A gigantic price tag

Back to today: ” Bringing the economy back to money is a much more reversible thing than bringing people back to life,” Bill Gates recently said in a TED conversation on how humanity should respond to the coronavirus. He expects the gigantic price of $4 trillion that this crisis will cost the world economy. But by and large “on a global scale, this matter will be over in two to three years”. Even the left-wing intellectual Noam Chomsky, who is certainly not suspected of any system conformity, advises serenity and reminds us that we will survive the coronavirus, but the consequences of global warming are irreversible.
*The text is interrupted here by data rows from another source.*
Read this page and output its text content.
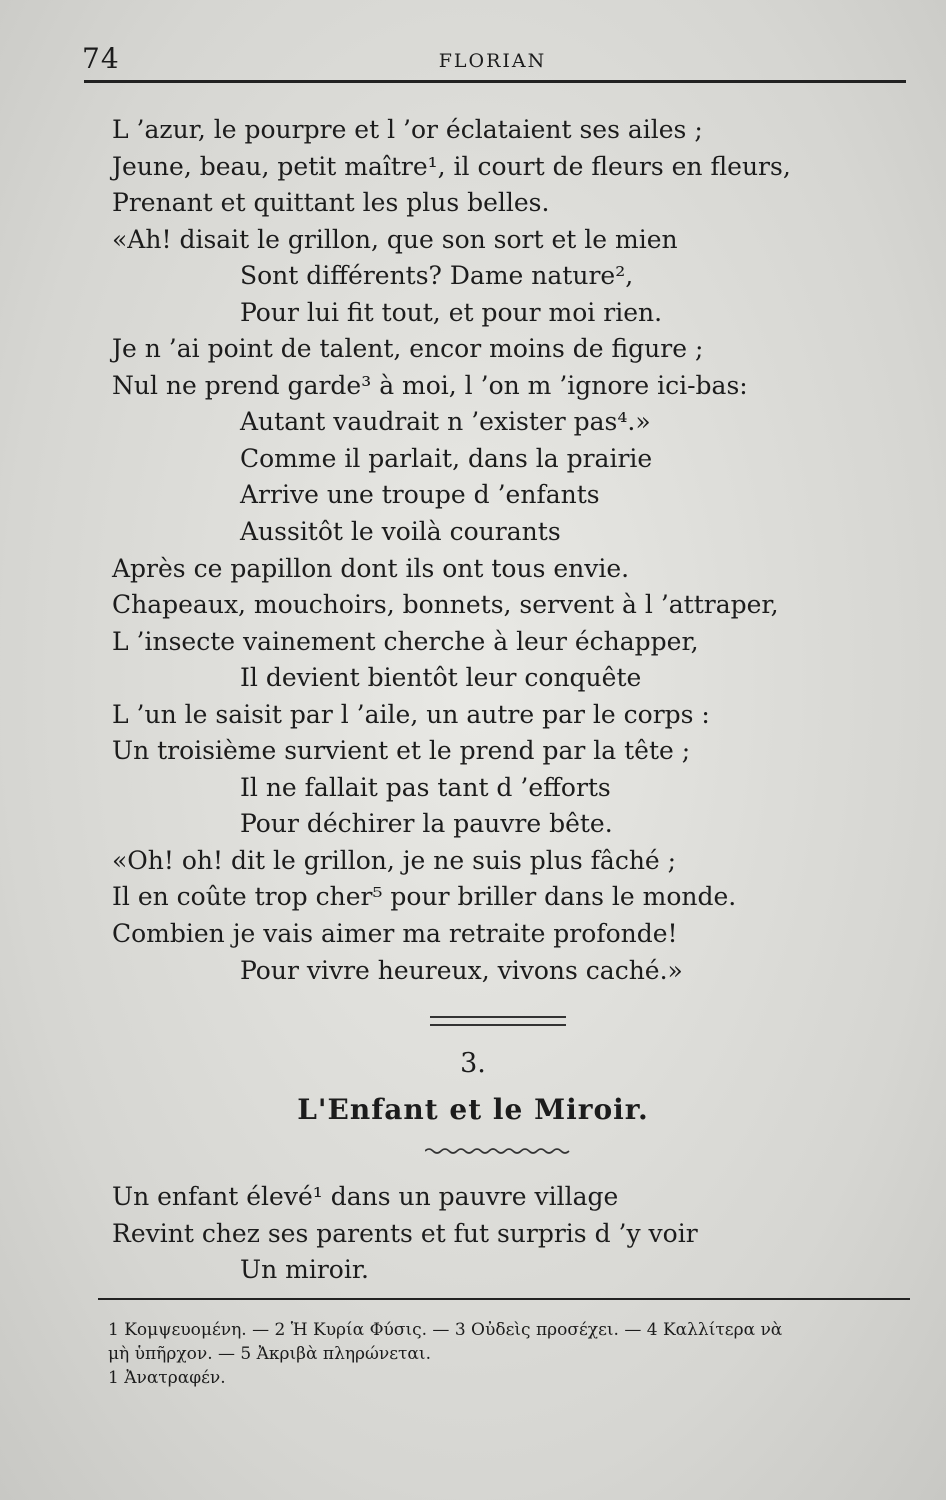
74	FLORIAN
L ’azur, le pourpre et l ’or éclataient ses ailes ;
Jeune, beau, petit maître¹, il court de fleurs en fleurs,
Prenant et quittant les plus belles.
«Ah! disait le grillon, que son sort et le mien
Sont différents? Dame nature²,
Pour lui fit tout, et pour moi rien.
Je n ’ai point de talent, encor moins de figure ;
Nul ne prend garde³ à moi, l ’on m ’ignore ici-bas:
Autant vaudrait n ’exister pas⁴.»
Comme il parlait, dans la prairie
Arrive une troupe d ’enfants
Aussitôt le voilà courants
Après ce papillon dont ils ont tous envie.
Chapeaux, mouchoirs, bonnets, servent à l ’attraper,
L ’insecte vainement cherche à leur échapper,
Il devient bientôt leur conquête
L ’un le saisit par l ’aile, un autre par le corps :
Un troisième survient et le prend par la tête ;
Il ne fallait pas tant d ’efforts
Pour déchirer la pauvre bête.
«Oh! oh! dit le grillon, je ne suis plus fâché ;
Il en coûte trop cher⁵ pour briller dans le monde.
Combien je vais aimer ma retraite profonde!
Pour vivre heureux, vivons caché.»
3.
L'Enfant et le Miroir.
Un enfant élevé¹ dans un pauvre village
Revint chez ses parents et fut surpris d ’y voir
Un miroir.
1 Κομψευομένη. — 2 Ἡ Κυρία Φύσις. — 3 Οὐδεὶς προσέχει. — 4 Καλλίτερα νὰ
μὴ ὑπῆρχον. — 5 Ἀκριβὰ πληρώνεται.
1 Ἀνατραφέν.
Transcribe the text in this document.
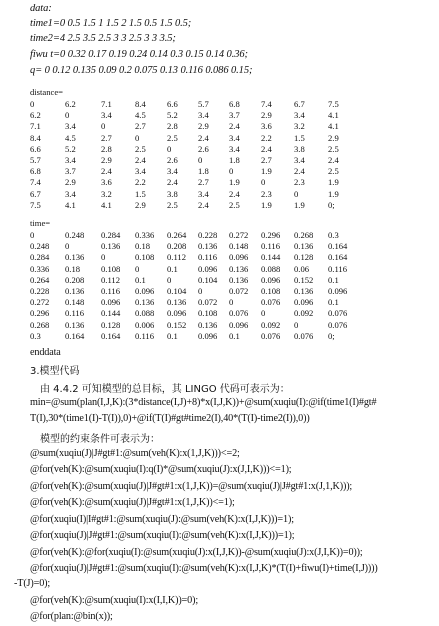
data:
time1=0 0.5 1.5 1 1.5 2 1.5 0.5 1.5 0.5;
time2=4 2.5 3.5 2.5 3 3 2.5 3 3 3.5;
fiwu t=0 0.32 0.17 0.19 0.24 0.14 0.3 0.15 0.14 0.36;
q= 0 0.12 0.135 0.09 0.2 0.075 0.13 0.116 0.086 0.15;
distance=
0	6.2	7.1	8.4 6.6 5.7 6.8 7.4	6.7	7.5
6.2	0	3.4	4.5 5.2 3.4 3.7 2.9	3.4	4.1
7.1	3.4	0	2.7 2.8 2.9 2.4 3.6	3.2	4.1
8.4	4.5	2.7	0	2.5 2.4 3.4 2.2	1.5	2.9
6.6	5.2	2.8	2.5 0	2.6 3.4 2.4	3.8	2.5
5.7	3.4	2.9	2.4 2.6 0	1.8 2.7	3.4	2.4
6.8	3.7	2.4	3.4 3.4 1.8 0	1.9	2.4	2.5
7.4	2.9	3.6	2.2 2.4 2.7 1.9 0	2.3	1.9
6.7	3.4	3.2	1.5 3.8 3.4 2.4 2.3	0	1.9
7.5	4.1	4.1	2.9 2.5 2.4 2.5 1.9	1.9	0;
time=
0	0.248 0.284 0.336 0.264 0.228 0.272 0.296 0.268 0.3
0.248 0	0.136 0.18 0.208 0.136 0.148 0.116 0.136 0.164
0.284 0.136 0	0.108 0.112 0.116 0.096 0.144 0.128 0.164
0.336 0.18 0.108 0	0.1 0.096 0.136 0.088 0.06 0.116
0.264 0.208 0.112 0.1 0	0.104 0.136 0.096 0.152 0.1
0.228 0.136 0.116 0.096 0.104 0	0.072 0.108 0.136 0.096
0.272 0.148 0.096 0.136 0.136 0.072 0	0.076 0.096 0.1
0.296 0.116 0.144 0.088 0.096 0.108 0.076 0	0.092 0.076
0.268 0.136 0.128 0.006 0.152 0.136 0.096 0.092 0	0.076
0.3	0.164 0.164 0.116 0.1 0.096 0.1 0.076 0.076 0;
enddata
3.模型代码
由 4.4.2 可知模型的总目标，其 LINGO 代码可表示为：
min=@sum(plan(I,J,K):(3*distance(I,J)+8)*x(I,J,K))+@sum(xuqiu(I):@if(time1(I)#gt#
T(I),30*(time1(I)-T(I)),0)+@if(T(I)#gt#time2(I),40*(T(I)-time2(I)),0))
模型的约束条件可表示为：
@sum(xuqiu(J)|J#gt#1:@sum(veh(K):x(1,J,K)))<=2;
@for(veh(K):@sum(xuqiu(I):q(I)*@sum(xuqiu(J):x(J,I,K)))<=1);
@for(veh(K):@sum(xuqiu(J)|J#gt#1:x(1,J,K))=@sum(xuqiu(J)|J#gt#1:x(J,1,K)));
@for(veh(K):@sum(xuqiu(J)|J#gt#1:x(1,J,K))<=1);
@for(xuqiu(I)|I#gt#1:@sum(xuqiu(J):@sum(veh(K):x(I,J,K)))=1);
@for(xuqiu(J)|J#gt#1:@sum(xuqiu(I):@sum(veh(K):x(I,J,K)))=1);
@for(veh(K):@for(xuqiu(I):@sum(xuqiu(J):x(I,J,K))-@sum(xuqiu(J):x(J,I,K))=0));
@for(xuqiu(J)|J#gt#1:@sum(xuqiu(I):@sum(veh(K):x(I,J,K)*(T(I)+fiwu(I)+time(I,J))))
-T(J)=0);
@for(veh(K):@sum(xuqiu(I):x(I,I,K))=0);
@for(plan:@bin(x));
Let us not give up the ideals of humanism above our completely justified and cruel fear of existence.

Let us not give up the ideals of humanism above our completely justified and cruel fear of existence. Let us help to prevent the spread of the virus. A situation of triage on a global scale is, in all its consequences, much worse than the serious cuts in our lives that we will have to struggle with for a long time to come.

(Translated with the help of deepl.com/translator)

Textauszug aus "Der moderne Tod"

Der moderne Tod

Vom Ende der Humanität

Carl-Henning Wijkmark

Gemini Verlag Berlin, 2001

Aus dem Schwedischen von Hildegard Bergfeld

Die Originalausgabe „Den moderna döden“ erschien 1978 im Verlag Cavefors.